La seconde est une tête d’Aphrodite en ivoire. Pierre Fievet l’a découverte près de la plage de Saint-Gervais en 1955, lors de fouilles dirigées par le docteur René Beaucaire.
La déesse grecque de l’amour ne peut cependant rivaliser avec l’une des plus belles pièces du musée istréen : une hure de sanglier en bronze, repérée en 1960 près de l’épave Fos 1 par Pierre Vauthier, plongeur et sergent pilote de la base aérienne d’Orange. Cette pièce d’un poids de 13 kg, qualifiée d’unique au monde par la presse, a été exposée au Louvre en 1963 lors d’une exposition sur les bronzes romains ainsi qu’aux musées d’Arles et Borelly à Marseille Un sanglier identique se retrouve également sur la poupe du navire de Cléopâtre dans un tableau du peintre Charles Natoire (1700-1777). Cependant, la reine d’Egypte n’a certainement pas fait escale dans le Golfe de Fos ! Le sanglier du musée istréen ornait en fait l’éperon secondaire d’un navire de guerre romain. La pièce a été restaurée avant de trouver son emplacement définitif au premier étage du musée. Une copie par moulage a dû être réalisée par Martial Krempp, chef d’atelier du musée archéologique de Fréjus. Cette seconde pièce assure la sécurité de l’originale et permet son prêt pour des expositions hors de notre commune.
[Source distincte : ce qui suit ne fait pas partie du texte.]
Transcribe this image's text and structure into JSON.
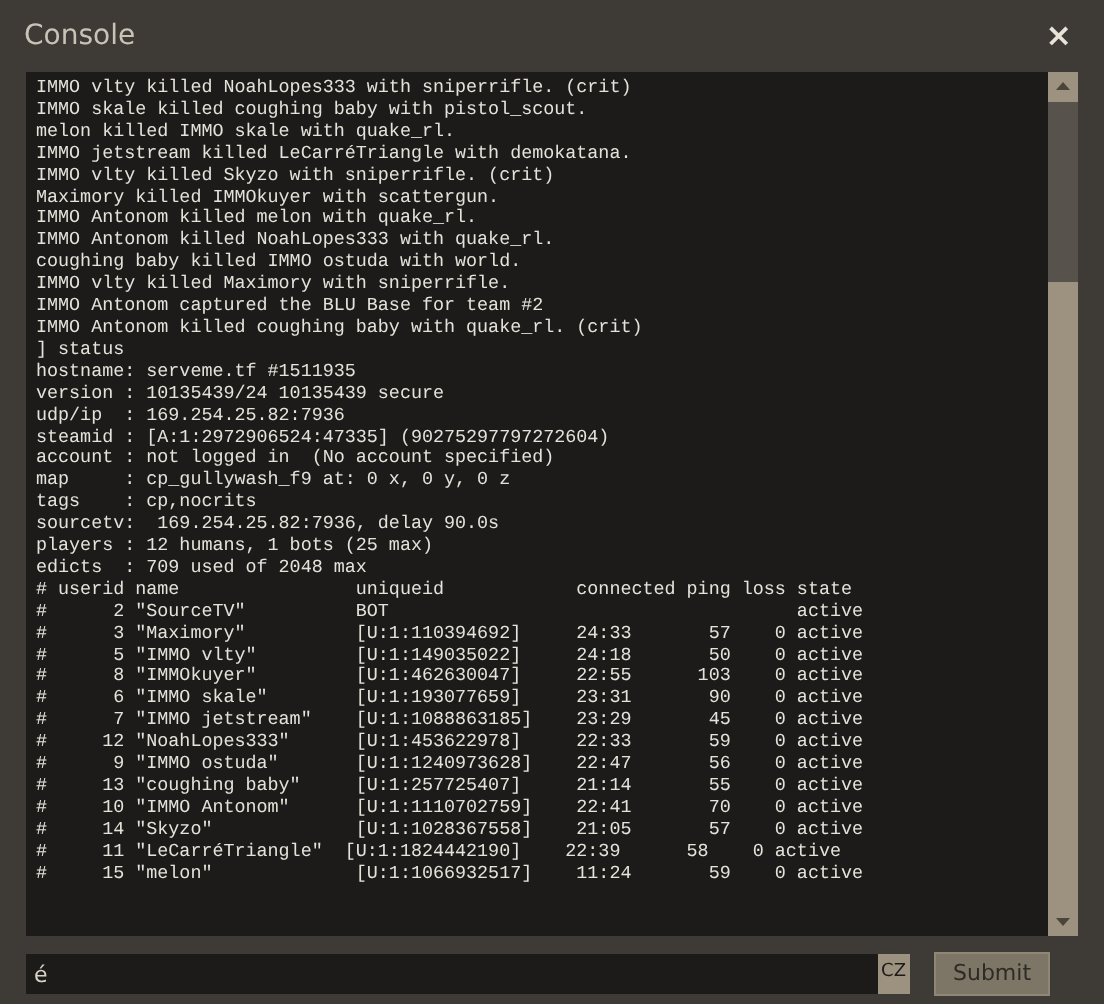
{
  "window": {
    "title": "Console",
    "close": "×"
  },
  "console_lines": [
    "IMMO vlty killed NoahLopes333 with sniperrifle. (crit)",
    "IMMO skale killed coughing baby with pistol_scout.",
    "melon killed IMMO skale with quake_rl.",
    "IMMO jetstream killed LeCarréTriangle with demokatana.",
    "IMMO vlty killed Skyzo with sniperrifle. (crit)",
    "Maximory killed IMMOkuyer with scattergun.",
    "IMMO Antonom killed melon with quake_rl.",
    "IMMO Antonom killed NoahLopes333 with quake_rl.",
    "coughing baby killed IMMO ostuda with world.",
    "IMMO vlty killed Maximory with sniperrifle.",
    "IMMO Antonom captured the BLU Base for team #2",
    "IMMO Antonom killed coughing baby with quake_rl. (crit)",
    "] status",
    "hostname: serveme.tf #1511935",
    "version : 10135439/24 10135439 secure",
    "udp/ip  : 169.254.25.82:7936",
    "steamid : [A:1:2972906524:47335] (90275297797272604)",
    "account : not logged in  (No account specified)",
    "map     : cp_gullywash_f9 at: 0 x, 0 y, 0 z",
    "tags    : cp,nocrits",
    "sourcetv:  169.254.25.82:7936, delay 90.0s",
    "players : 12 humans, 1 bots (25 max)",
    "edicts  : 709 used of 2048 max",
    "# userid name                uniqueid            connected ping loss state",
    "#      2 \"SourceTV\"          BOT                                     active",
    "#      3 \"Maximory\"          [U:1:110394692]     24:33       57    0 active",
    "#      5 \"IMMO vlty\"         [U:1:149035022]     24:18       50    0 active",
    "#      8 \"IMMOkuyer\"         [U:1:462630047]     22:55      103    0 active",
    "#      6 \"IMMO skale\"        [U:1:193077659]     23:31       90    0 active",
    "#      7 \"IMMO jetstream\"    [U:1:1088863185]    23:29       45    0 active",
    "#     12 \"NoahLopes333\"      [U:1:453622978]     22:33       59    0 active",
    "#      9 \"IMMO ostuda\"       [U:1:1240973628]    22:47       56    0 active",
    "#     13 \"coughing baby\"     [U:1:257725407]     21:14       55    0 active",
    "#     10 \"IMMO Antonom\"      [U:1:1110702759]    22:41       70    0 active",
    "#     14 \"Skyzo\"             [U:1:1028367558]    21:05       57    0 active",
    "#     11 \"LeCarréTriangle\"  [U:1:1824442190]    22:39      58    0 active",
    "#     15 \"melon\"             [U:1:1066932517]    11:24       59    0 active"
  ],
  "input": {
    "value": "é",
    "language_badge": "CZ"
  },
  "submit_button": {
    "label": "Submit",
    "disabled": true
  }
}
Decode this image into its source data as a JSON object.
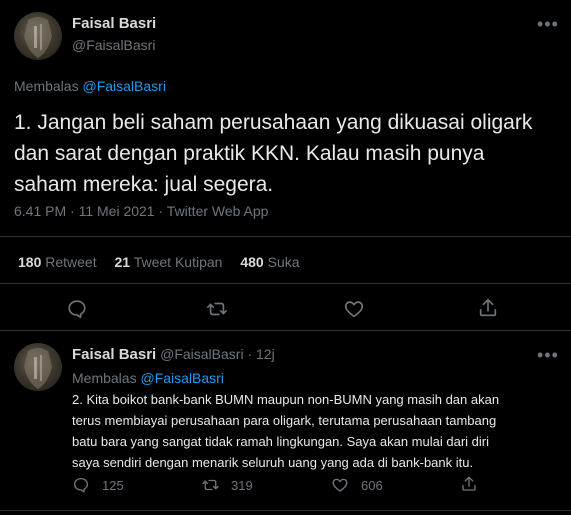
{
  "main_tweet": {
    "author_name": "Faisal Basri",
    "author_handle": "@FaisalBasri",
    "reply_prefix": "Membalas",
    "reply_to": "@FaisalBasri",
    "text_lines": [
      "1. Jangan beli saham perusahaan yang dikuasai oligark",
      "dan sarat dengan praktik KKN. Kalau masih punya",
      "saham mereka: jual segera."
    ],
    "meta": "6.41 PM · 11 Mei 2021 · Twitter Web App",
    "stats": {
      "retweets_count": "180",
      "retweets_label": "Retweet",
      "quotes_count": "21",
      "quotes_label": "Tweet Kutipan",
      "likes_count": "480",
      "likes_label": "Suka"
    },
    "more_icon": "more-dots-icon"
  },
  "reply_tweet": {
    "author_name": "Faisal Basri",
    "author_handle": "@FaisalBasri",
    "sep": "·",
    "time": "12j",
    "reply_prefix": "Membalas",
    "reply_to": "@FaisalBasri",
    "text_lines": [
      "2. Kita boikot bank-bank BUMN maupun non-BUMN yang masih dan akan",
      "terus membiayai perusahaan para oligark, terutama perusahaan tambang",
      "batu bara yang sangat tidak ramah lingkungan. Saya akan mulai dari diri",
      "saya sendiri dengan menarik seluruh uang yang ada di bank-bank itu."
    ],
    "actions": {
      "reply_count": "125",
      "retweet_count": "319",
      "like_count": "606"
    }
  },
  "colors": {
    "background": "#000000",
    "accent": "#1d9bf0",
    "muted": "#6e767d",
    "divider": "#2f3336"
  }
}
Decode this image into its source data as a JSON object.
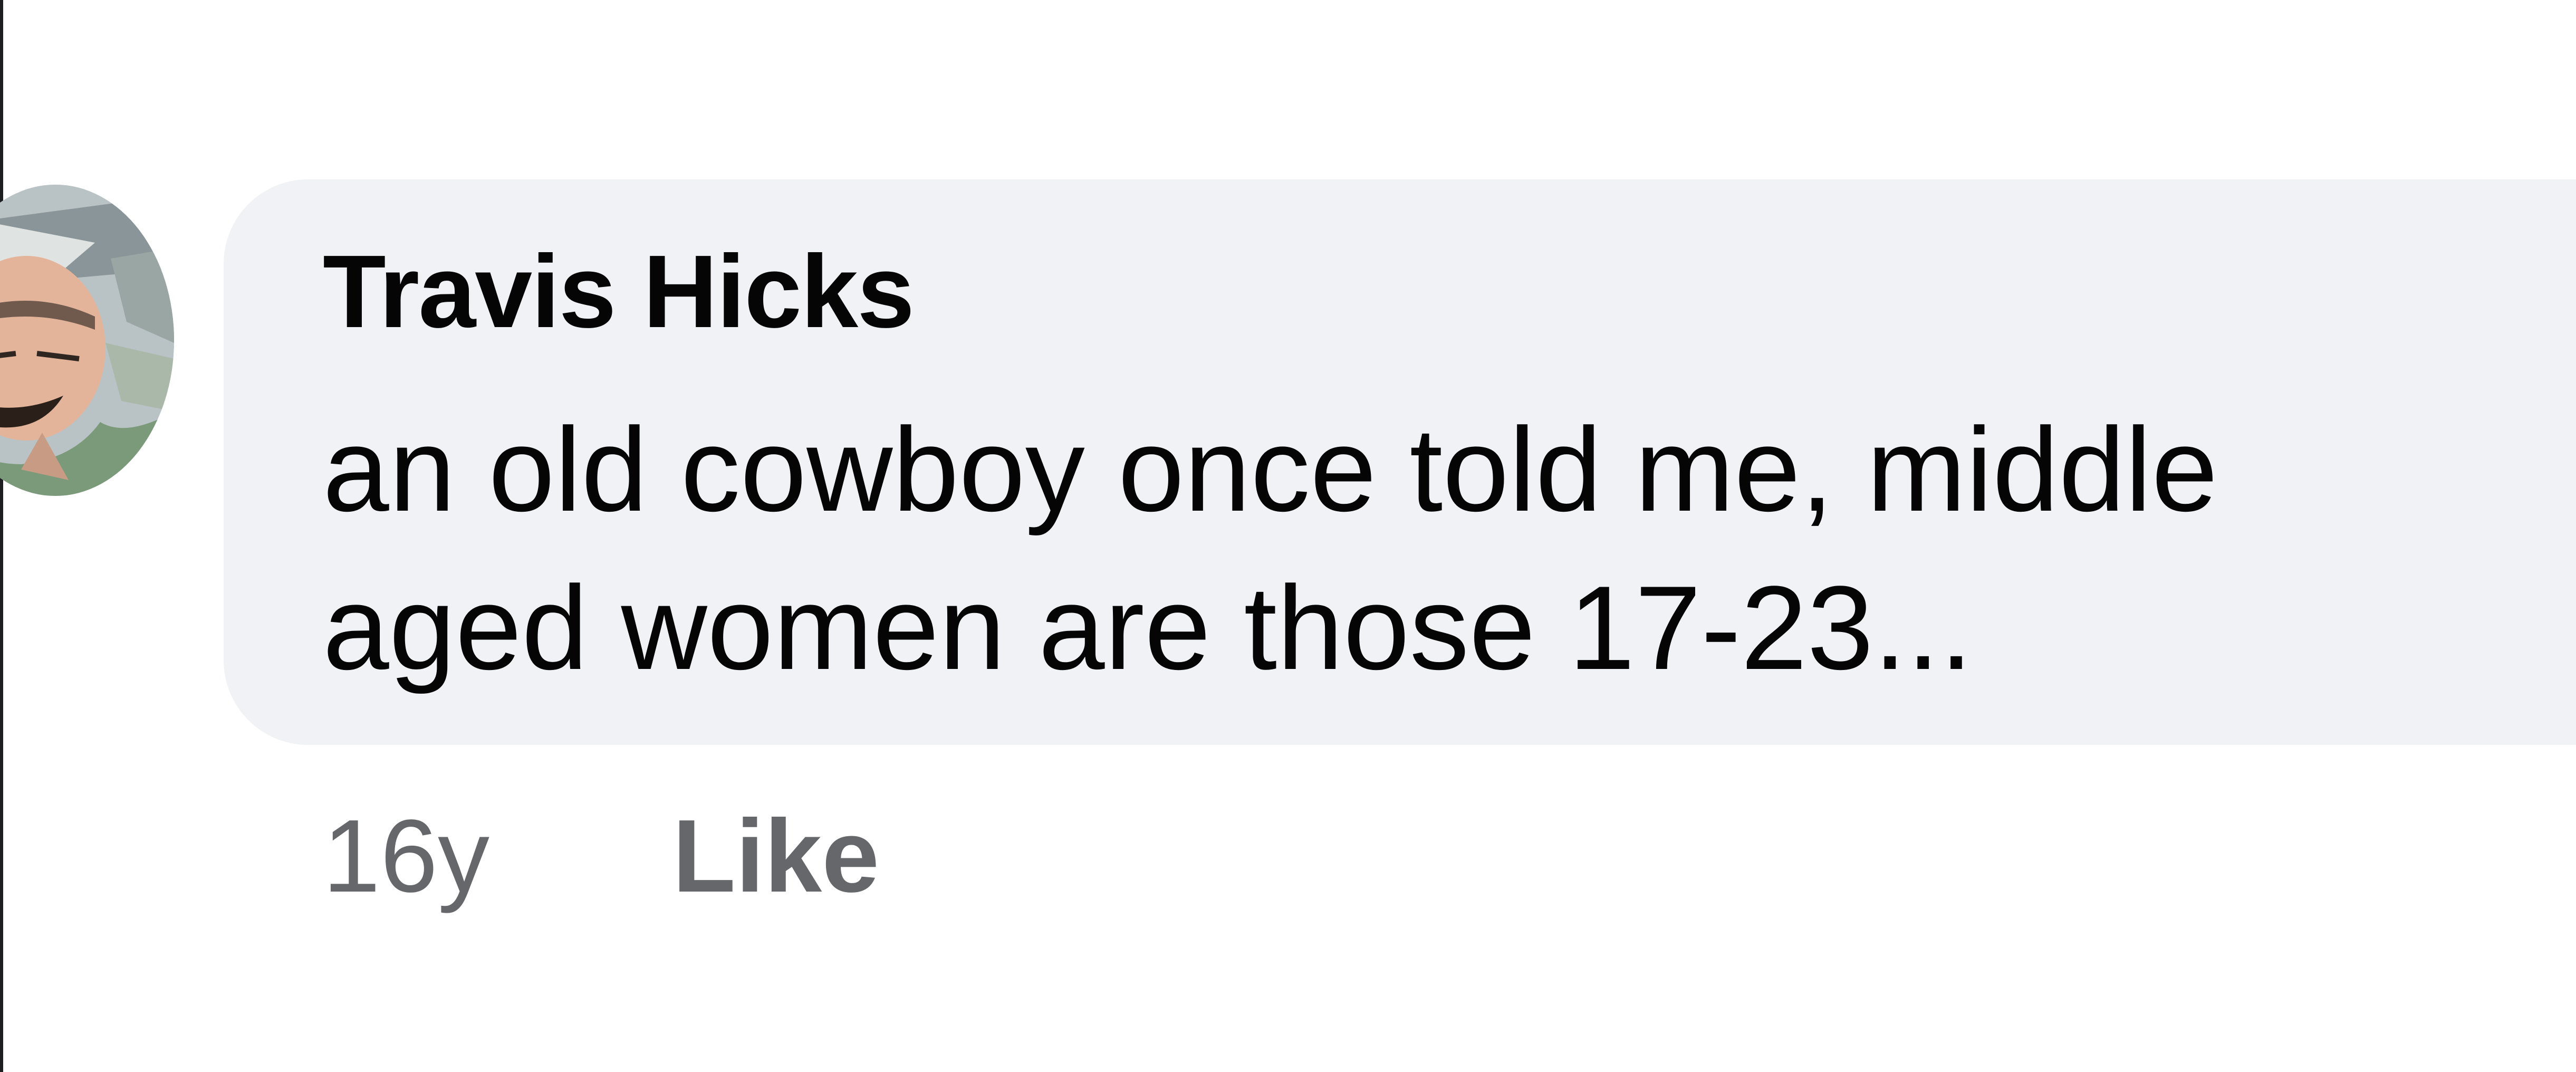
{
  "comment": {
    "author": "Travis Hicks",
    "lines": [
      "an old cowboy once told me, middle",
      "aged women are those 17-23..."
    ],
    "timestamp": "16y",
    "like_label": "Like",
    "avatar_icon": "cowboy-portrait-avatar",
    "colors": {
      "bubble": "#f0f2f5",
      "text": "#050505",
      "meta": "#65676b"
    }
  }
}
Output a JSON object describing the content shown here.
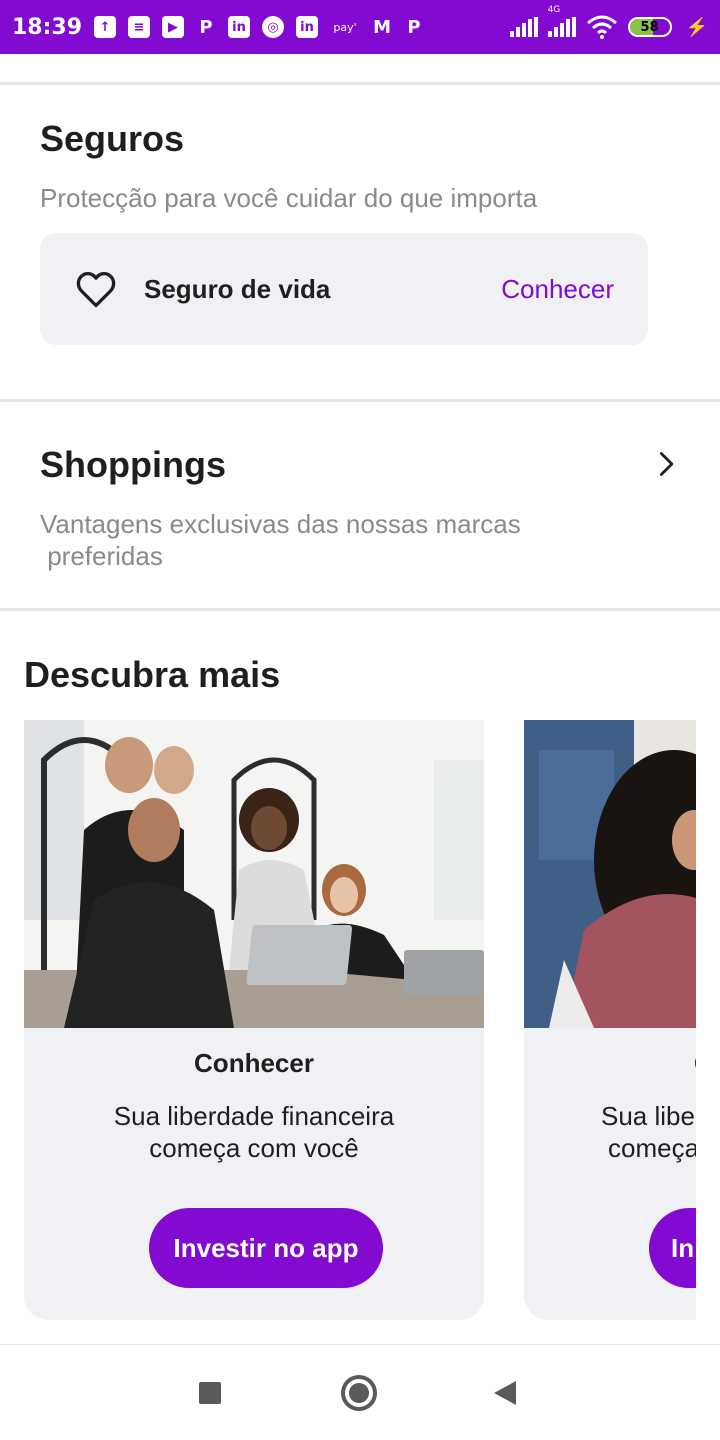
{
  "status_bar": {
    "time": "18:39",
    "battery_level": "58",
    "battery_fraction": 0.58,
    "network_label": "4G",
    "notification_icons": [
      "upload-icon",
      "message-icon",
      "youtube-icon",
      "p-app-icon",
      "linkedin-icon",
      "instagram-icon",
      "linkedin-icon",
      "paytm-icon",
      "gmail-icon",
      "p-app-icon"
    ],
    "pay_label": "pay'"
  },
  "insurance": {
    "title": "Seguros",
    "subtitle": "Protecção para você cuidar do que importa",
    "item_label": "Seguro de vida",
    "item_link": "Conhecer"
  },
  "shopping": {
    "title": "Shoppings",
    "subtitle_line1": "Vantagens exclusivas das nossas marcas",
    "subtitle_line2": " preferidas"
  },
  "discover": {
    "title": "Descubra mais",
    "cards": [
      {
        "title": "Conhecer",
        "desc_line1": "Sua liberdade financeira",
        "desc_line2": "começa com você",
        "button": "Investir no app"
      },
      {
        "title": "C",
        "desc_line1": "Sua libe",
        "desc_line2": "começa",
        "button": "In"
      }
    ]
  },
  "colors": {
    "brand": "#820ad1",
    "card_bg": "#f0f1f5",
    "subtitle": "#8a8a8a"
  }
}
Cette rubrique se termine avec un extrait des textes de Philippe Diolé (plongeur, poète et écrivain, auteur des premiers livres de l’équipe Cousteau) qui notait dans un ouvrage (Promenades d’archéologie sous-marines) : Si le docteur Beaucaire et ses amis ont pu mener à bien pareille tâche qui leur fait tant d’honneur par la méthode employée que par les résultats obtenus, c’est qu’ils n’ont pas été portés vers l’archéologie par une vocation brusque et tardive … Le succès de Fos est le résultat d’une série de recherches poursuivies dans la même région, aussi bien sur terre que dans l’eau avec une continuité réfléchie … Il s’agissait de ne rien laisser échapper de ce qui pouvait permettre de restituer le passé de la région.